Thade est fou et cruel mais sans que cela soit suffisamment fouillé pour vraiment nous marquer.
Limbo est sympathique mais trop axé sur l'humour, là où son ambiguïté aurait pu servir l'intrigue et le suspense.
Attar et Krull sont intéressants mais sans doute pas assez mis en avant pour prendre une place d'envergure.
Et plus grande déception : DAENA, l'esclave rebelle, LOVE INTEREST du héros. Belle, sauvage et en alchimie avec Davidson, le personnage n'a malheureusement que peu de dialogues et de réelle évolution, offrant un bilan proche de celui de Nova dans le film de 1968 : FADE.
En termes de personnages, la vraie réussite est bien ARI, femelle chimpanzée. Intelligente, sensible et rebelle, le personnage montre dans le même temps une vraie sensualité, parvenant à titiller nos sens malgré la tonne de maquillage. Un grand bravo à Helena Bonham Carter, actrice de génie qui deviendra suite au film la compagne de Tim Burton pendant de longues années.
- Dernier point de réflexion : la FIN OUVERTE.

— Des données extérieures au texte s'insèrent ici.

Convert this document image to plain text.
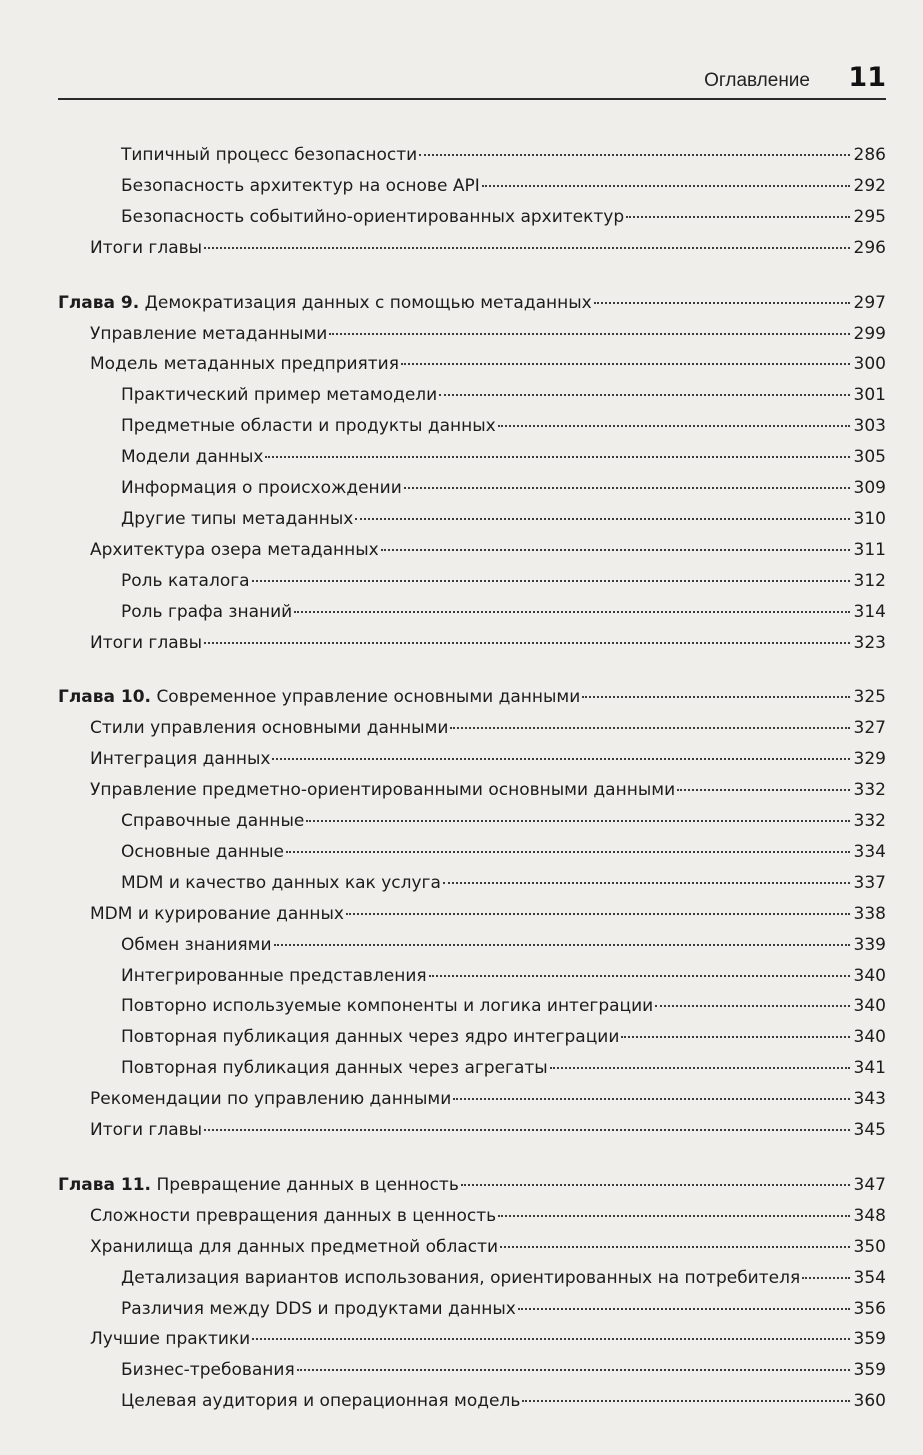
Оглавление 11
Типичный процесс безопасности	286
Безопасность архитектур на основе API	292
Безопасность событийно-ориентированных архитектур	295
Итоги главы	296
Глава 9. Демократизация данных с помощью метаданных	297
Управление метаданными	299
Модель метаданных предприятия	300
Практический пример метамодели	301
Предметные области и продукты данных	303
Модели данных	305
Информация о происхождении	309
Другие типы метаданных	310
Архитектура озера метаданных	311
Роль каталога	312
Роль графа знаний	314
Итоги главы	323
Глава 10. Современное управление основными данными	325
Стили управления основными данными	327
Интеграция данных	329
Управление предметно-ориентированными основными данными	332
Справочные данные	332
Основные данные	334
MDM и качество данных как услуга	337
MDM и курирование данных	338
Обмен знаниями	339
Интегрированные представления	340
Повторно используемые компоненты и логика интеграции	340
Повторная публикация данных через ядро интеграции	340
Повторная публикация данных через агрегаты	341
Рекомендации по управлению данными	343
Итоги главы	345
Глава 11. Превращение данных в ценность	347
Сложности превращения данных в ценность	348
Хранилища для данных предметной области	350
Детализация вариантов использования, ориентированных на потребителя	354
Различия между DDS и продуктами данных	356
Лучшие практики	359
Бизнес-требования	359
Целевая аудитория и операционная модель	360
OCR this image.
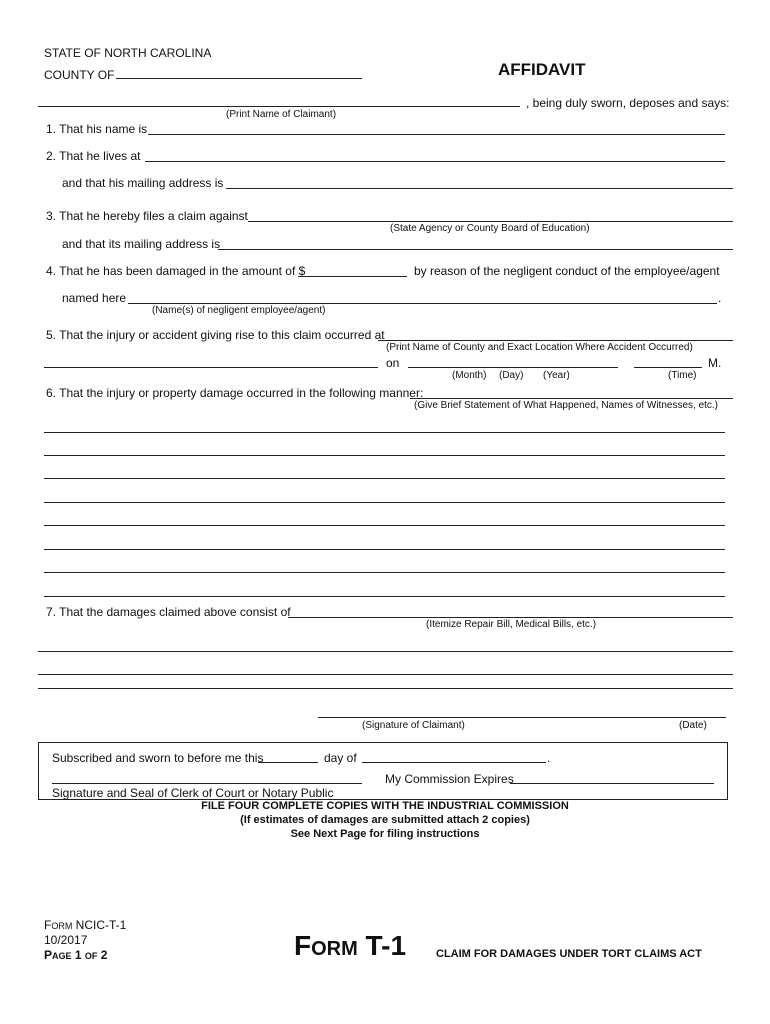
STATE OF NORTH CAROLINA
COUNTY OF	AFFIDAVIT
, being duly sworn, deposes and says:
(Print Name of Claimant)
1. That his name is
2. That he lives at
and that his mailing address is
3. That he hereby files a claim against
(State Agency or County Board of Education)
and that its mailing address is
4. That he has been damaged in the amount of $	by reason of the negligent conduct of the employee/agent
named here	.
(Name(s) of negligent employee/agent)
5. That the injury or accident giving rise to this claim occurred at
(Print Name of County and Exact Location Where Accident Occurred)
on	M.
(Month) (Day) (Year)	(Time)
6. That the injury or property damage occurred in the following manner:
(Give Brief Statement of What Happened, Names of Witnesses, etc.)
7. That the damages claimed above consist of
(Itemize Repair Bill, Medical Bills, etc.)
(Signature of Claimant)	(Date)
Subscribed and sworn to before me this	day of	.
My Commission Expires
Signature and Seal of Clerk of Court or Notary Public
FILE FOUR COMPLETE COPIES WITH THE INDUSTRIAL COMMISSION
(If estimates of damages are submitted attach 2 copies)
See Next Page for filing instructions
FORM NCIC-T-1
10/2017
PAGE 1 OF 2	FORM T-1	CLAIM FOR DAMAGES UNDER TORT CLAIMS ACT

Très critiquée au vu de la comparaison avec celle de 1968, la fin du film est en réalité bien plus proche de celle du roman que ne l'était celle de l'œuvre originale. Surprenante, intrigante, énigmatique, cette fin devait initialement servir d'ouverture à d'éventuelles suites. Des suites qui ne virent jamais le jour... Nous n'aurons donc malheureusement jamais d'explications sur le COMMENT CELA EST ARRIVÉ ?
- En conclusion, je qualifierai cette nouvelle adaptation de la Planète des Singes de très bonne sur la forme mais d'inaboutie sur le fond. Si le travail autour de l'univers simiesque est impressionnant, il manque quelque chose au film pour en faire une réussite totale.